The heart is located at the posterior end of the womb nest, and a large umbilical cord runs along the ventral interior carrying blood from the heart, with smaller cords branching off of it in a bus configuration to supply each kit individually. Each kit is incapsulated in an amniotic sac, with these sacs lining the walls on either side of the umbilical cord. This arrangement, with amnions along the walls and the “plumbing” running down the center, is what gives missionary womb ships their name.
In very large litters, the kit furthest from the heart receives fewer nutrients than closer kits, and becomes a runt. The kit closest to the heart gets well-fed, and grows very large. This is what happened to Iris and Lodestar. Iris was the furthest kit in the nest, while Lodestar was closest to the heart.

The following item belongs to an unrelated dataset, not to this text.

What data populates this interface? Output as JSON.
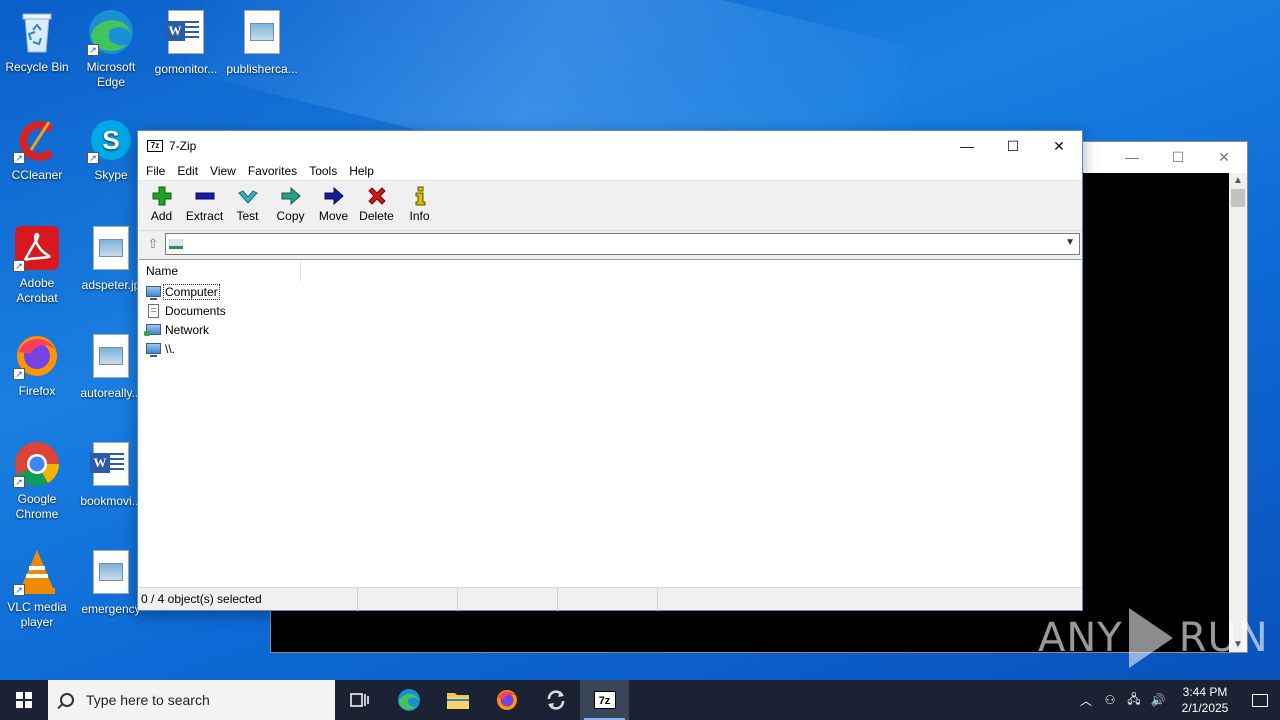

It takes about 144 Yih days for kits to fully develop. The process of emerging from the womb nest is called “yeaning” in English. The word is also used for missionaries (or gel-heads) coming out of metabolic suspension.
The kits come out of the womb nest blind and immobile. Their eyes open and they start moving on their own after a few weeks. The dams take over once the kits emerge. Each dam carries a kit or two on her back, and lets them lap milk from her paws when they get hungry. Kits start eating solid food after about two years, at which point they are called “pups”. Dams will continue carrying younger pups on their backs for a year or two longer.
Once the pups are weaned, parental responsibility becomes much more evenly divided between the two genders, with both sires and dams taking turns looking after pups. The exact form this takes can vary widely by culture and time period. Some communities have childermoot and litter living under one roof, while others have parents living singly, with pups rotating between households.
Both speaking and writing develop in tandem, with language progressing much like it does in humans. Kits start “scribbling” with their writing claw on any available surface, mimicking written marks made by their parents.